1
BAB II LANDASAN TEORI BAB II TINA
2.1 Pengenalan Pola Suara Pengenalan pola dapat diartikan sebagai proses klasifikasi dari objek atau pola menjadi beberapa kategori ataukelas. Dan bertujuan untuk pengambilan keputusan (K. Koutroumbas, and S. Theodoridis , 2006). Voice/Speech recognition atau biasa kita kenal dengan pengenalan pola suara adalah suatu pengembangan teknik dan sistem yang memungkinkan komputer untuk menerima masukan berupa kata atau yang diucapkan. Teknologi ini memungkinkan suatu perangkat untuk mengenali dan memahami kata-kata yang diucapkan dengan cara digitalisasi kata dan mencocokkan sinyal digital tersebut dengan suatu pola tertentu yang tersimpan dalam suatu perangkat (Nelson Morgan, Herve Bourland, and Hynek Hermansky, 2004).
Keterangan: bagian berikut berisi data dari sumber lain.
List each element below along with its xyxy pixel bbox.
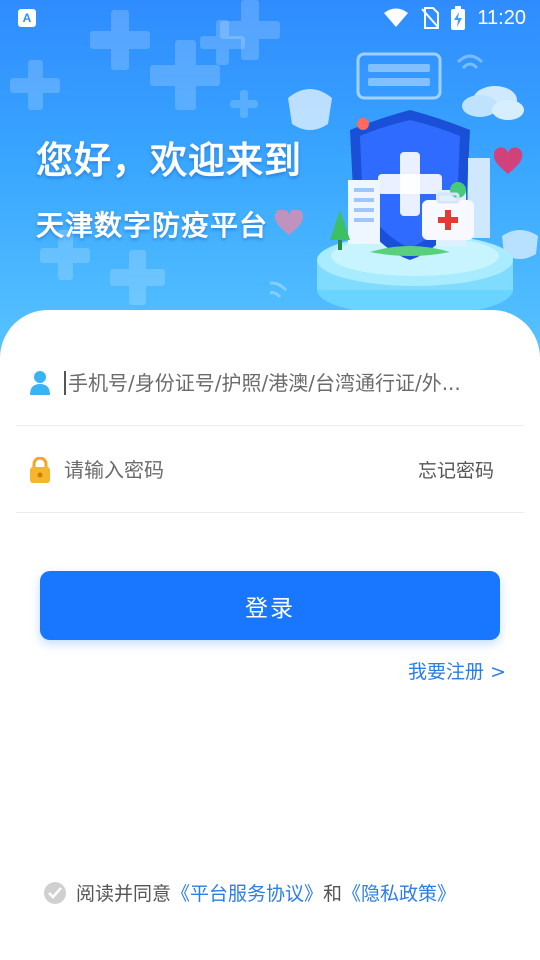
health-shield-illustration	[270, 52, 538, 316]
no-sim-icon	[421, 7, 440, 29]
welcome-title: 您好，欢迎来到	[36, 138, 302, 182]
cross-decoration	[110, 250, 165, 305]
agreement-row: 阅读并同意 《平台服务协议》 和 《隐私政策》	[44, 879, 456, 906]
text-cursor	[64, 370, 66, 395]
login-button[interactable]: 登录	[40, 571, 500, 640]
wifi-icon	[384, 8, 409, 27]
platform-name: 天津数字防疫平台	[36, 209, 269, 242]
check-icon	[48, 886, 62, 899]
account-field	[16, 340, 524, 426]
agreement-prefix: 阅读并同意	[76, 883, 172, 905]
register-link[interactable]: 我要注册 >	[408, 657, 506, 684]
lock-icon	[30, 456, 50, 483]
account-input[interactable]	[68, 362, 524, 403]
agreement-joiner: 和	[323, 883, 343, 905]
service-agreement-link[interactable]: 《平台服务协议》	[171, 879, 323, 906]
hero-banner: A 11:20 您好，欢迎来到 天津数字防疫平台	[0, 0, 540, 360]
app-notification-icon: A	[18, 9, 36, 27]
password-field: 忘记密码	[16, 427, 524, 513]
cross-decoration	[230, 90, 258, 118]
agree-checkbox[interactable]	[44, 881, 66, 904]
clock: 11:20	[477, 6, 526, 29]
user-icon	[30, 370, 50, 395]
forgot-password-link[interactable]: 忘记密码	[418, 456, 494, 483]
status-bar: A 11:20	[0, 0, 540, 36]
cross-decoration	[10, 60, 60, 110]
battery-charging-icon	[451, 6, 466, 30]
password-input[interactable]	[64, 449, 418, 490]
privacy-policy-link[interactable]: 《隐私政策》	[342, 879, 456, 906]
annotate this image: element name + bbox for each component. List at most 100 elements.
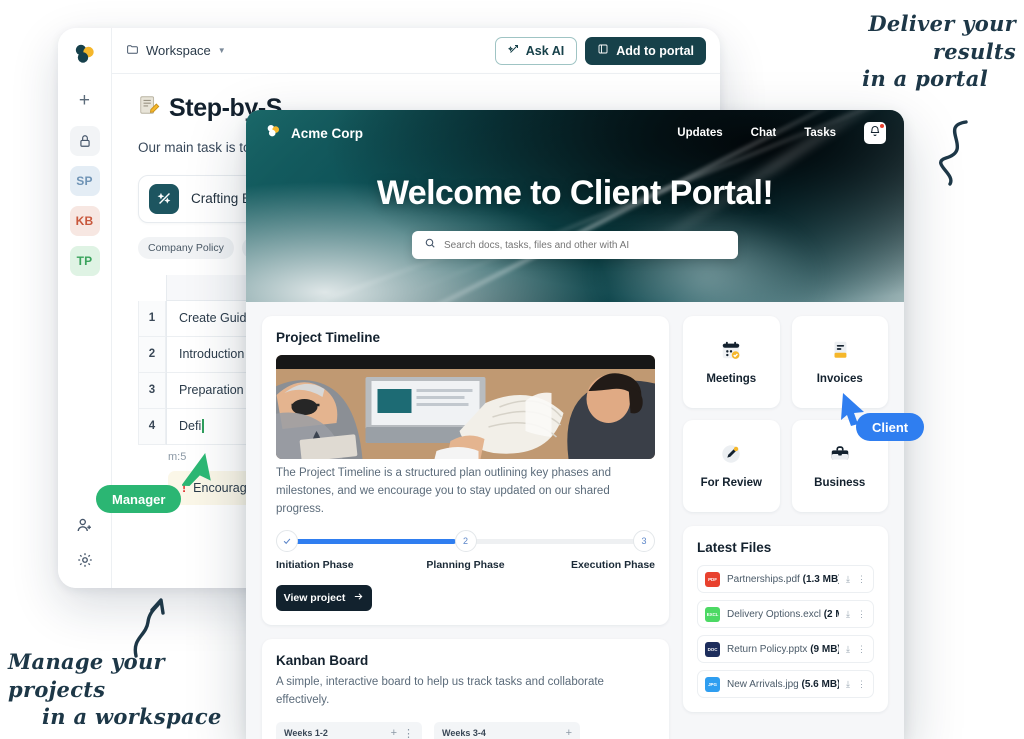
file-size: (5.6 MB): [801, 678, 840, 690]
ask-ai-button[interactable]: Ask AI: [494, 36, 578, 65]
annotation-line-2: in a portal: [862, 66, 988, 92]
folder-icon: [126, 43, 139, 59]
gear-icon[interactable]: [76, 551, 94, 574]
file-name: Partnerships.pdf (1.3 MB): [727, 574, 839, 585]
nav-item-updates[interactable]: Updates: [677, 127, 722, 139]
portal-hero: Acme Corp Updates Chat Tasks Welcome to …: [246, 110, 904, 302]
more-vertical-icon[interactable]: ⋮: [857, 574, 866, 585]
file-row[interactable]: DOC Return Policy.pptx (9 MB) ⤓ ⋮: [697, 635, 874, 663]
file-row[interactable]: PDF Partnerships.pdf (1.3 MB) ⤓ ⋮: [697, 565, 874, 593]
download-icon[interactable]: ⤓: [846, 679, 850, 690]
step-label: Planning Phase: [426, 559, 505, 572]
table-numbers-head: [138, 275, 166, 301]
file-name: Delivery Options.excl (2 MB): [727, 609, 839, 620]
project-timeline-description: The Project Timeline is a structured pla…: [276, 467, 611, 515]
manager-cursor-pointer: [182, 453, 211, 486]
clover-logo-icon: [264, 122, 283, 144]
rail-bottom-actions: [76, 516, 94, 588]
more-vertical-icon[interactable]: ⋮: [857, 679, 866, 690]
text-caret: [202, 419, 204, 434]
search-icon: [424, 236, 436, 254]
more-vertical-icon[interactable]: ⋮: [857, 644, 866, 655]
file-name-text: Delivery Options.excl: [727, 608, 821, 620]
add-to-portal-label: Add to portal: [616, 43, 694, 58]
add-to-portal-button[interactable]: Add to portal: [585, 36, 706, 65]
latest-files-title: Latest Files: [697, 540, 772, 555]
kanban-description: A simple, interactive board to help us t…: [276, 676, 604, 707]
nav-item-chat[interactable]: Chat: [751, 127, 777, 139]
clover-logo-icon: [70, 40, 100, 70]
download-icon[interactable]: ⤓: [846, 609, 850, 620]
sidebar-item-sp[interactable]: SP: [69, 166, 100, 196]
sidebar-item-tp[interactable]: TP: [69, 246, 100, 276]
pencil-icon: [720, 443, 742, 469]
project-timeline-title: Project Timeline: [276, 330, 381, 345]
tile-label: Business: [814, 477, 866, 489]
portal-icon: [597, 43, 609, 58]
search-input[interactable]: [444, 239, 726, 251]
progress-step-execution[interactable]: 3 Execution Phase: [563, 530, 655, 571]
download-icon[interactable]: ⤓: [846, 644, 850, 655]
portal-body: Project Timeline The Project Timeline is…: [246, 302, 904, 739]
kanban-column-weeks-3-4: Weeks 3-4 + Create project plan and time…: [434, 722, 580, 739]
kanban-columns: Weeks 1-2 + ⋮ Preparation of regulatory …: [276, 722, 655, 739]
file-name-text: Partnerships.pdf: [727, 573, 800, 585]
file-row[interactable]: JPG New Arrivals.jpg (5.6 MB) ⤓ ⋮: [697, 670, 874, 698]
chip-company-policy[interactable]: Company Policy: [138, 236, 234, 259]
tile-label: Meetings: [706, 373, 757, 385]
tile-meetings[interactable]: Meetings: [683, 316, 780, 408]
step-marker-upcoming: 3: [633, 530, 655, 553]
add-user-icon[interactable]: [76, 516, 94, 539]
tile-for-review[interactable]: For Review: [683, 420, 780, 512]
annotation-line-2: in a workspace: [42, 704, 222, 730]
breadcrumb[interactable]: Workspace ▼: [126, 43, 226, 59]
kanban-column-weeks-1-2: Weeks 1-2 + ⋮ Preparation of regulatory …: [276, 722, 422, 739]
table-row-number: 4: [138, 408, 166, 445]
excel-file-icon: EXCL: [705, 606, 720, 622]
sidebar-item-kb[interactable]: KB: [69, 206, 100, 236]
portal-brand[interactable]: Acme Corp: [264, 122, 363, 144]
portal-search-bar[interactable]: [412, 231, 738, 259]
step-marker-done: [276, 530, 298, 553]
arrow-right-icon: [353, 591, 364, 605]
add-button[interactable]: +: [70, 86, 100, 116]
kanban-board-card: Kanban Board A simple, interactive board…: [262, 639, 669, 739]
annotation-deliver-results: Deliver your results in a portal: [786, 10, 1016, 93]
manager-cursor-badge: Manager: [96, 485, 182, 513]
chevron-down-icon[interactable]: ▼: [218, 46, 226, 55]
more-vertical-icon[interactable]: ⋮: [857, 609, 866, 620]
annotation-line-1: Deliver your results: [868, 11, 1016, 64]
file-name: Return Policy.pptx (9 MB): [727, 644, 839, 655]
workspace-topbar: Workspace ▼ Ask AI Add to portal: [112, 28, 720, 74]
more-vertical-icon[interactable]: ⋮: [403, 727, 414, 739]
latest-files-list: PDF Partnerships.pdf (1.3 MB) ⤓ ⋮ EXCL D…: [697, 565, 874, 698]
project-progress: Initiation Phase 2 Planning Phase 3 Exec…: [276, 530, 655, 571]
client-portal-window: Acme Corp Updates Chat Tasks Welcome to …: [246, 110, 904, 739]
view-project-button[interactable]: View project: [276, 585, 372, 612]
plus-icon[interactable]: +: [566, 727, 572, 739]
invoice-icon: [829, 339, 851, 365]
progress-steps: Initiation Phase 2 Planning Phase 3 Exec…: [276, 530, 655, 571]
step-marker-current: 2: [454, 530, 477, 553]
notification-dot: [880, 124, 884, 128]
step-label: Execution Phase: [570, 559, 655, 572]
progress-step-initiation[interactable]: Initiation Phase: [276, 530, 368, 571]
nav-item-tasks[interactable]: Tasks: [804, 127, 836, 139]
download-icon[interactable]: ⤓: [846, 574, 850, 585]
calendar-icon: [720, 339, 742, 365]
file-row[interactable]: EXCL Delivery Options.excl (2 MB) ⤓ ⋮: [697, 600, 874, 628]
annotation-arrow-workspace: [133, 598, 165, 658]
plus-icon[interactable]: +: [391, 727, 397, 739]
table-row-numbers: 1 2 3 4: [138, 275, 166, 445]
table-row-number: 3: [138, 372, 166, 409]
file-size: (2 MB): [823, 608, 839, 620]
hero-title: Welcome to Client Portal!: [376, 174, 774, 212]
sparkle-icon: [507, 43, 520, 58]
kanban-column-title: Weeks 1-2: [284, 728, 328, 739]
lock-icon[interactable]: [69, 126, 100, 156]
tile-label: For Review: [700, 477, 762, 489]
memo-icon: [138, 94, 160, 123]
latest-files-card: Latest Files PDF Partnerships.pdf (1.3 M…: [683, 526, 888, 712]
notifications-button[interactable]: [864, 122, 886, 144]
progress-step-planning[interactable]: 2 Planning Phase: [420, 530, 512, 571]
Kata-kata yang diucapkan diubah bentuknya menjadi sinyal digital dengan cara mengubah gelombang suara menjadi sekumpulan angka yang kemudian disesuaikan dengan kode-kode tertentu untuk mengidentifikasikan kata-kata tersebut. Hasil dari identifikasi kata yang diucapkan dapat ditampilkan dalam bentuk tulisan atau dapat dibaca oleh perangkat teknologi sebagai sebuah komando untuk melakukan suatu pekerjaan, misalnya penekanan tombol pada telepon genggam yang dilakukan secara otomatis dengan komando suara. Alat pengenal ucapan, yang sering disebut dengan speech recognizer, membutuhkan sampel kata sebenarnya yang diucapkan dari pengguna. Sampel kata akan didigitalisasi, disimpan dalam komputer, dan kemudian digunakan sebagai basis data dalam mencocokkan kata yang diucapkan selanjutnya. Sebagian besar alat pengenal ucapan sifatnya masih tergantung kepada pengeras suara. Alat ini hanya dapat mengenal kata yang diucapkan dari satu atau dua orang saja dan hanya bisa mengenal kata-kata terpisah, yaitu kata-kata yang dalam penyampaiannya terdapat jeda antar kata. Hanya sebagian kecil dari
2
peralatan yang menggunakan teknologi ini yang sifatnya tidak tergantung pada pengeras suara. Alat ini sudah dapat mengenal kata yang diucapkan oleh banyak orang dan juga dapat mengenal kata-kata kontinu, atau kata-kata yang dalam penyampaiannya tidak terdapat jeda antar kata. Pengenalan ucapan dalam perkembangan teknologinya merupakan bagian dari pengenalan suara (proses identifikasi seseorang berdasarkan suaranya). Pengenalan suara sendiri terbagi menjadi dua, yaitu pengenalan pengguna (identifikasi suara berdasarkan orang yang berbicara) dan pengenalan ucapan (identifikasi suara berdasarkan kata yang diucapkan). Metode klasifikasi yang digunakan pada sistem pengenalan pola memiliki dua jenis pendekatan. Pendekatan statistik dan pendekatan struktural atau sintatik. Pengenalan pola statistik berdasarkan pada karakteristik statistikal dari pola-pola yang ada dengan asumsi bahwa pola-pola tersebut dihasilkan oleh sebuah sistem probabilistik. Pengenalan pola struktural berdasarkan pada hubungan struktural dari fitur setiap pola. Sebuah sistem pengenalan pola terdiri dari sensor yang mengumpulkan pola yang akan diproses dan mengukur variabel dari setiap pola, pre-processing yang menghilangkan Noise dalam data, mekanisme ekstraksi fitur untuk mendapatkan informasi numeric atau simbolik dari pola-pola tersebut, model pembelajaran yang mempelajari pemetaan antara fitur dan kelompok pola, metode klasifikasi yang memisah – misahkan pola-pola tersebut ke dalam kategori berdasarkan fitur dan model pembelajaran, dan post-processing
yang
mengevaluasi benar atau tidaknya hasil yang didapat. Pengenalan pola merupakan bidang dalam pembelajaran mesin dan dapat diartikan sebagai tindakan mengambil data mentah dan bertindak berdasarkan klasifikasi data. Dengan demikian, hal tersebut merupakan himpunan kaidah bagi pembelajaran yang diawasi ( supervised learning ).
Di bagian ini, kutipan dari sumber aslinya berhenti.